Saptanan geçit nedeniyle yükümlü taşınmaz malikine ödenmesi gereken bedel taşınmazın niteliği gözetilerek uzman bilirkişiler aracılığı ile objektif kıstaslar esas alınarak belirlenmelidir. Bu bedel de hükümden önce depo ettirilmelidir. Hemen belirtmek gerekir ki, bedelin belirlenmesinden sonra hüküm tarihine kadar taşınmazın değerinde önemli derecede değişim yaratabilecek uzunca bir süre geçmiş veya bedel tespitinden sonra yörede taşınmazın değerini artıracak değişiklikler meydana gelmiş olabilir. Bu gibi durumlarda mülkiyet hakkı kısıtlanan taşınmaz malikinin mağduriyetine neden olmamak ve diğer tarafın hakkın kötüye kullanılması sonucunu doğuracak olası davranışlarını önlemek için hüküm tarihine yakın yeni bir değer tespiti yapılmalıdır.
Somut olaya gelince; davacı 293 parsel sayılı taşınmazının genel yola bağlantısının bulunmadığını ileri sürerek davalılara ait 294 parsel sayılı taşınmaz üzerinden, davalılar-karşı davacılar da 292 parsel sayılı taşınmazlarının genel yola bağlanması için davacıya ait 293 parsel sayılı taşınmaz üzerinden geçit hakkı kurulmasını istemişlerdir.
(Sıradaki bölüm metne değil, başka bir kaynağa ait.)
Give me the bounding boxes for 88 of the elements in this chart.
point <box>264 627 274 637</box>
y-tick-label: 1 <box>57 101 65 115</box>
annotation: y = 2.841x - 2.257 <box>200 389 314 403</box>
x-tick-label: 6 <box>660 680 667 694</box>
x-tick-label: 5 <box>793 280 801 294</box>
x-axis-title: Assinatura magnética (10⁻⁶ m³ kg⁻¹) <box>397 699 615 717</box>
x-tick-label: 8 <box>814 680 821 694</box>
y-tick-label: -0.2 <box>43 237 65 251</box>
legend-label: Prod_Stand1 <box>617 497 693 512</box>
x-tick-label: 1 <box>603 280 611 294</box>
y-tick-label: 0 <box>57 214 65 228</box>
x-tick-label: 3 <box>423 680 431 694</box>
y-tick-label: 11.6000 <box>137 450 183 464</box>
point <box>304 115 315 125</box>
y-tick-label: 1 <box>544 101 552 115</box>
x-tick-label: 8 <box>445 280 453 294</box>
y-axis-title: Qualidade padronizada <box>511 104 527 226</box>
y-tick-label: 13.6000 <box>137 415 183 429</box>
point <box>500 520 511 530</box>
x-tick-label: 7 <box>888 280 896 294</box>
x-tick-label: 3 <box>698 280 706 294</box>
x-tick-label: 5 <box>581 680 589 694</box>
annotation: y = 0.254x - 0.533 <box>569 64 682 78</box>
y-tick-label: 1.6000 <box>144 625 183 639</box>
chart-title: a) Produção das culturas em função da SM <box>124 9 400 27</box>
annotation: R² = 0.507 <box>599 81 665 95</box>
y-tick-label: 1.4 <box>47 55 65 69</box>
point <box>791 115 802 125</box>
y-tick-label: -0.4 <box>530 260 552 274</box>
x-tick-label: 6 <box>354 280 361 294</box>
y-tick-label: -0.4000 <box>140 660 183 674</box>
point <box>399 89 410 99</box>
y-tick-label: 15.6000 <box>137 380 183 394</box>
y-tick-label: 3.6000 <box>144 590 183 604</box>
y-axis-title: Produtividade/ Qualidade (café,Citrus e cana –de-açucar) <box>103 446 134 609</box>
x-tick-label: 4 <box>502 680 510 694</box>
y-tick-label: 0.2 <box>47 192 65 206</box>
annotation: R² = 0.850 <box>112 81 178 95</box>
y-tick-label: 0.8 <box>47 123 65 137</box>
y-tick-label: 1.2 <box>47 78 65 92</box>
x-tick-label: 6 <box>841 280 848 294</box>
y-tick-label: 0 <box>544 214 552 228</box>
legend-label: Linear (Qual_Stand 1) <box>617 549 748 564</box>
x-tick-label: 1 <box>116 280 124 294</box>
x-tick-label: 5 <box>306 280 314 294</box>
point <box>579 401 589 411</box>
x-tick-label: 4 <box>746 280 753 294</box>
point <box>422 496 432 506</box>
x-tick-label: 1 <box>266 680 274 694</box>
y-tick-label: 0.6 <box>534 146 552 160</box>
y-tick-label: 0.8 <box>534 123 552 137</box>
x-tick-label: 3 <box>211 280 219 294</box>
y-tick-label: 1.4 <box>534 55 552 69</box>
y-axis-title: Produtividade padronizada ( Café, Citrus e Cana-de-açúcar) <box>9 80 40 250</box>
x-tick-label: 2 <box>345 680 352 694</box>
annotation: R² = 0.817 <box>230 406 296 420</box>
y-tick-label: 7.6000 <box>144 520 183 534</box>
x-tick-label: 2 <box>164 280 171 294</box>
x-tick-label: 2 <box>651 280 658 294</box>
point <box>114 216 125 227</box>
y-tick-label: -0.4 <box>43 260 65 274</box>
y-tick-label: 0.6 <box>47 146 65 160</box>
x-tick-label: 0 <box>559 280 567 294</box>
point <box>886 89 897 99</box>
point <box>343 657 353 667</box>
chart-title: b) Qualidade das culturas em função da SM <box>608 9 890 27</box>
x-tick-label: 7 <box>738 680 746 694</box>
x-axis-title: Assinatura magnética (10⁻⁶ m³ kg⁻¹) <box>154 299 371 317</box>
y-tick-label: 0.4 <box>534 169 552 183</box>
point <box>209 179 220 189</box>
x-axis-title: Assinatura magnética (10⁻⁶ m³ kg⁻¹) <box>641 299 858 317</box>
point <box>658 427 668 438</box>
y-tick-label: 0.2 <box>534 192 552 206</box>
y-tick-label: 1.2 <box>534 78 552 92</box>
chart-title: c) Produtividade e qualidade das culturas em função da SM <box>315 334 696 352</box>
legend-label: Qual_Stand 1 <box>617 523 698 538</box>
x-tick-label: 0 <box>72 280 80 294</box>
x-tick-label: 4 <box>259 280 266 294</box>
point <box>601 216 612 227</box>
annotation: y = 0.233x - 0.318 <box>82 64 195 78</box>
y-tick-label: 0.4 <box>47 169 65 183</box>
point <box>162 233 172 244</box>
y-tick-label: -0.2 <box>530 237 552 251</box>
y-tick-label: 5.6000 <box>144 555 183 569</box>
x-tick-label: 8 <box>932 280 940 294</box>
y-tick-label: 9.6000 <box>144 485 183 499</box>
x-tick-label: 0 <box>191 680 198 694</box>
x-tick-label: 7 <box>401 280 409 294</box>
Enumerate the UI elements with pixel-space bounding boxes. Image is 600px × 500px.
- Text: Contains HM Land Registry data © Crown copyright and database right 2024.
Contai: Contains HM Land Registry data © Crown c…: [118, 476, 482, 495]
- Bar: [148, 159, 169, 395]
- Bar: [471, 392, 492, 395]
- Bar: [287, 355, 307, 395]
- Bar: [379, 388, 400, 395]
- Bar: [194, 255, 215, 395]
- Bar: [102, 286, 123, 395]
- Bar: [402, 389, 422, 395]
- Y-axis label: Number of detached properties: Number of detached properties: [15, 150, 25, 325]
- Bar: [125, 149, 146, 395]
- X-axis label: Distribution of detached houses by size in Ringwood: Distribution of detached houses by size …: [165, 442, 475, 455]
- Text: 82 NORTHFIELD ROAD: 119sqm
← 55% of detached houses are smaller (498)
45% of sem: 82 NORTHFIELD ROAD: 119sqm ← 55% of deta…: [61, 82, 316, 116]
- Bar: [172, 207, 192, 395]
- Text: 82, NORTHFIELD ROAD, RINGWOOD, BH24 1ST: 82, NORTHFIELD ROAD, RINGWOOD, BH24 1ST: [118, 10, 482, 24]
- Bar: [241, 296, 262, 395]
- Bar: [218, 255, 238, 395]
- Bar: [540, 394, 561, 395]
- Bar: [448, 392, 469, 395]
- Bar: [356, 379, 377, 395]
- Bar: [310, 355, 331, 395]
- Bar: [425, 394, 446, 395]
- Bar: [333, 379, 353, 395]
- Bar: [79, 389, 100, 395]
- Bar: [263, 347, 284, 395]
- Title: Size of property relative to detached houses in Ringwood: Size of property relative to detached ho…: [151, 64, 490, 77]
Mahkemece 293 parsel sayılı taşınmaz yararına 13.01.2011 ve 04.12.2012 tarihli bilirkişi raporlarına göre davalı 294 parsel sayılı taşınmaz aleyhine krokide A ile belirtilen ve sarı renkle gösterilen, eni 3 m. uzunluğu sağ taraftan 33.97 m. sol taraftan 35.16 m. olmak üzere toplam 103.7 m2"lik geçit hakkı kurulmasına, depo edilen 2.174 TL geçit bedelinin davalılara tapu kaydındaki hisseleri oranında ödenmesine, Dairemizin bozma kararı üzerine davalılara verilen süre içerisinde 292 parsel sayılı taşınmaz yararına 294 parsel sayılı taşınmazdan akdi geçit irtifakının kurulamaması nedeniyle kesintisizlik ilkesi gereğince 292 parsel sayılı taşınmaz malikleri davalılar yararına 293 parsel sayılı taşınmazdan geçit irtifakı kurulması mümkün olmadığından birleştirilen davanın reddine karar verilmiştir.
1- Asıl dava bakımından 293 parsel sayılı taşınmaz yararına 294 parsel sayılı taşınmaz üzerinden 13.01.2011 tarihli bilirkişi raporunda ekli krokide A ile gösterilen yerden geçit hakkı kurulmasında bir isabetsizlik bulunmamaktadır. Ancak, geçit bedeli bakımından hüküm tarihine yakın 18.02.2014 havale tarihli mülk ve ziraat bilirkişisi ek raporu dikkate alınarak karar verilmesi gerekirken, 05.07.2010 tarihli ek rapora göre hüküm kurulması doğru görülmemiştir.
2- Birleştirilen dava yönünden ise Dairemizin bozma kararında 292 ve 294 parsel sayılı taşınmazlar aynı kişilere ait olduğundan 292 parsel sayılı taşınmaz için akdi irtifak kurulması gerektiği belirtilmiş ise de iki taşınmazın arasında bulunan 293 parsel sayılı taşınmaz malikinin geçit hakkı kurulmasına izin vermediğinden söz edilerek davanın reddi doğru değildir. Bu durumda mahkemece, 292 sayılı parselin yararına, 293 ve 294 parsel sayılı taşınmazlar üzerinden hükmen geçit tesisine karar verilmesi gerekirken yazılı şekilde hüküm kurulması doğru görülmemiştir.
SONUÇ:Yukarıda açıklanan nedenlerle temyiz itirazlarının kabulü ile hükmün BOZULMASINA, peşin yatırılan harcın istek halinde yatıranlara iadesine, 12.03.2015 tarihinde oybirliğiyle karar verildi.